Peu avant 9 h 30, on accompagne ce matin-là les kachido ama (celles qui plongent sans bateau) en direction des rochers. Leur équipement paraît sommaire – une combinaison, un foulard, une surveste blanche, qui éloigne les requins, un masque et des palmes. Pour ne pas s’abîmer les poumons lorsqu’elles émergent régulièrement à la surface, ces apnéistes old school émettent l’isobue, une sorte de sifflement dont la tonalité a été reconnue comme l’un des plus beaux sons du Japon.

Portrait des kachido ama, sur la péninsule de Kii au Japon.

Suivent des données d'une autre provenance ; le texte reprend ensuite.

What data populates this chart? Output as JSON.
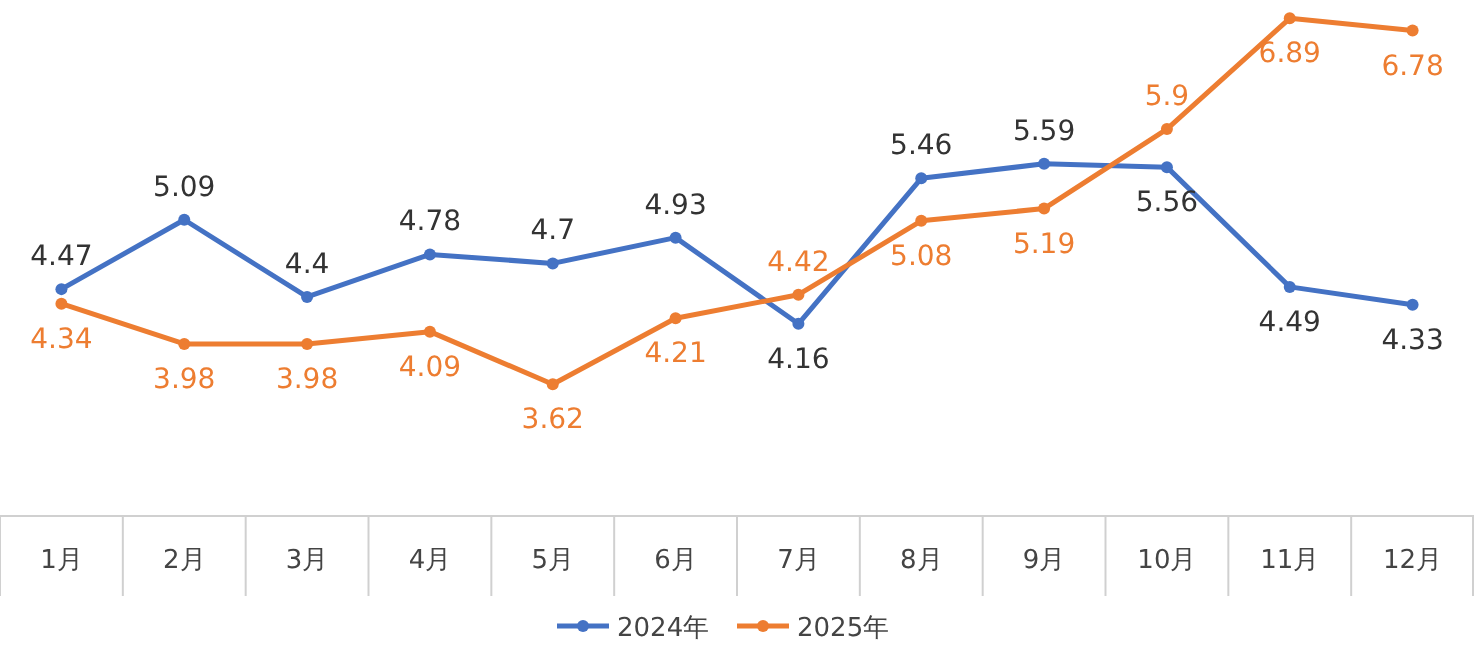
{
  "chart_data": {
    "type": "line",
    "categories": [
      "1月",
      "2月",
      "3月",
      "4月",
      "5月",
      "6月",
      "7月",
      "8月",
      "9月",
      "10月",
      "11月",
      "12月"
    ],
    "series": [
      {
        "name": "2024年",
        "color": "#4472c4",
        "values": [
          4.47,
          5.09,
          4.4,
          4.78,
          4.7,
          4.93,
          4.16,
          5.46,
          5.59,
          5.56,
          4.49,
          4.33
        ]
      },
      {
        "name": "2025年",
        "color": "#ed7d31",
        "values": [
          4.34,
          3.98,
          3.98,
          4.09,
          3.62,
          4.21,
          4.42,
          5.08,
          5.19,
          5.9,
          6.89,
          6.78
        ]
      }
    ],
    "data_labels": true,
    "legend": "bottom",
    "marker": "circle",
    "grid": false
  }
}
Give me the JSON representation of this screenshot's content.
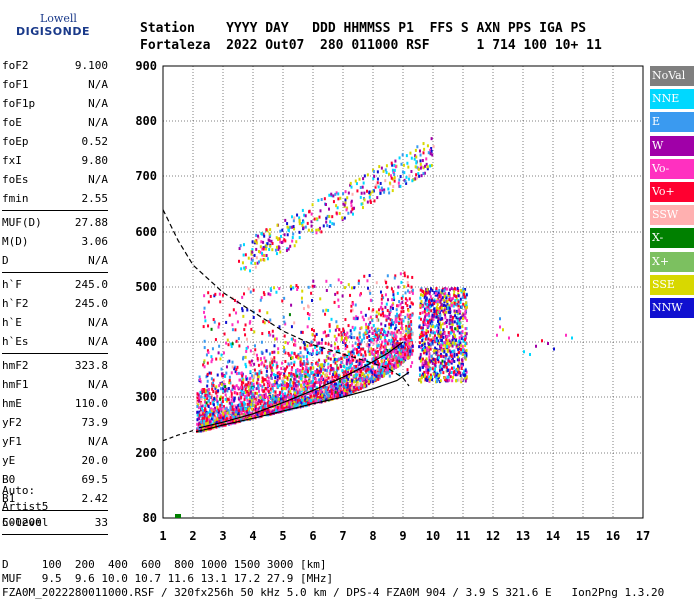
{
  "logo": {
    "line1": "Lowell",
    "line2": "DIGISONDE"
  },
  "header": {
    "row1": "Station    YYYY DAY   DDD HHMMSS P1  FFS S AXN PPS IGA PS",
    "row2": "Fortaleza  2022 Out07  280 011000 RSF      1 714 100 10+ 11"
  },
  "params": [
    {
      "k": "foF2",
      "v": "9.100"
    },
    {
      "k": "foF1",
      "v": "N/A"
    },
    {
      "k": "foF1p",
      "v": "N/A"
    },
    {
      "k": "foE",
      "v": "N/A"
    },
    {
      "k": "foEp",
      "v": "0.52"
    },
    {
      "k": "fxI",
      "v": "9.80"
    },
    {
      "k": "foEs",
      "v": "N/A"
    },
    {
      "k": "fmin",
      "v": "2.55"
    },
    {
      "sep": true
    },
    {
      "k": "MUF(D)",
      "v": "27.88"
    },
    {
      "k": "M(D)",
      "v": "3.06"
    },
    {
      "k": "D",
      "v": "N/A"
    },
    {
      "sep": true
    },
    {
      "k": "h`F",
      "v": "245.0"
    },
    {
      "k": "h`F2",
      "v": "245.0"
    },
    {
      "k": "h`E",
      "v": "N/A"
    },
    {
      "k": "h`Es",
      "v": "N/A"
    },
    {
      "sep": true
    },
    {
      "k": "hmF2",
      "v": "323.8"
    },
    {
      "k": "hmF1",
      "v": "N/A"
    },
    {
      "k": "hmE",
      "v": "110.0"
    },
    {
      "k": "yF2",
      "v": "73.9"
    },
    {
      "k": "yF1",
      "v": "N/A"
    },
    {
      "k": "yE",
      "v": "20.0"
    },
    {
      "k": "B0",
      "v": "69.5"
    },
    {
      "k": "B1",
      "v": "2.42"
    },
    {
      "sep": true
    },
    {
      "k": "C-level",
      "v": "33"
    },
    {
      "sep": true
    }
  ],
  "auto": {
    "l1": "Auto:",
    "l2": "Artist5",
    "l3": "500200"
  },
  "legend": [
    {
      "label": "NoVal",
      "color": "#7f7f7f"
    },
    {
      "label": "NNE",
      "color": "#00d8ff"
    },
    {
      "label": "E",
      "color": "#3a9af0"
    },
    {
      "label": "W",
      "color": "#a000a8"
    },
    {
      "label": "Vo-",
      "color": "#ff30c0"
    },
    {
      "label": "Vo+",
      "color": "#ff0030"
    },
    {
      "label": "SSW",
      "color": "#ffb0b0"
    },
    {
      "label": "X-",
      "color": "#008000"
    },
    {
      "label": "X+",
      "color": "#7cc060"
    },
    {
      "label": "SSE",
      "color": "#d8d800"
    },
    {
      "label": "NNW",
      "color": "#1010d0"
    }
  ],
  "footer": {
    "d_row": "D     100  200  400  600  800 1000 1500 3000 [km]",
    "muf_row": "MUF   9.5  9.6 10.0 10.7 11.6 13.1 17.2 27.9 [MHz]",
    "info_row": "FZA0M_2022280011000.RSF / 320fx256h 50 kHz 5.0 km / DPS-4 FZA0M 904 / 3.9 S 321.6 E   Ion2Png 1.3.20"
  },
  "chart_data": {
    "type": "scatter",
    "xlim": [
      1,
      17
    ],
    "ylim": [
      80,
      900
    ],
    "xticks": [
      1,
      2,
      3,
      4,
      5,
      6,
      7,
      8,
      9,
      10,
      11,
      12,
      13,
      14,
      15,
      16,
      17
    ],
    "yticks": [
      80,
      200,
      300,
      400,
      500,
      600,
      700,
      800,
      900
    ],
    "grid": true,
    "legend_placement": "right",
    "trace_lower": [
      [
        2.1,
        238
      ],
      [
        2.5,
        243
      ],
      [
        3,
        250
      ],
      [
        4,
        262
      ],
      [
        5,
        275
      ],
      [
        6,
        288
      ],
      [
        7,
        300
      ],
      [
        8,
        315
      ],
      [
        8.8,
        330
      ],
      [
        9.2,
        345
      ]
    ],
    "trace_upper": [
      [
        2.2,
        245
      ],
      [
        3,
        255
      ],
      [
        4,
        270
      ],
      [
        5,
        290
      ],
      [
        6,
        312
      ],
      [
        7,
        336
      ],
      [
        7.8,
        358
      ],
      [
        8.5,
        380
      ],
      [
        9.0,
        400
      ]
    ],
    "profile": [
      [
        1.0,
        640
      ],
      [
        1.5,
        585
      ],
      [
        2.0,
        540
      ],
      [
        3,
        490
      ],
      [
        4,
        455
      ],
      [
        5,
        420
      ],
      [
        6,
        395
      ],
      [
        7,
        378
      ],
      [
        7.8,
        365
      ],
      [
        8.5,
        352
      ],
      [
        9.0,
        335
      ],
      [
        9.2,
        320
      ]
    ],
    "bottomline": [
      [
        1.0,
        222
      ],
      [
        1.5,
        232
      ],
      [
        2.0,
        240
      ]
    ]
  }
}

Portrait des kachido ama, sur la péninsule de Kii au Japon. Laurence Gounel

Plus tard, de retour dans leur campement, elles retrouvent leur tenue traditionnelle et discutent avant d’aller vendre leur butin au marché. Dans ce coin de la préfecture de Mie, les fruits de mer sont réputés. Outre la langouste – l’autre trésor local –, c’est pour déguster des coquillages géants que l’on s’attable dans les petites cabanes qui bordent l’océan : saint-jacques, poulpes et calamars sont grillés à la minute sur le foyer traditionnel et servis avec quelques anecdotes sur la vie des plongeuses.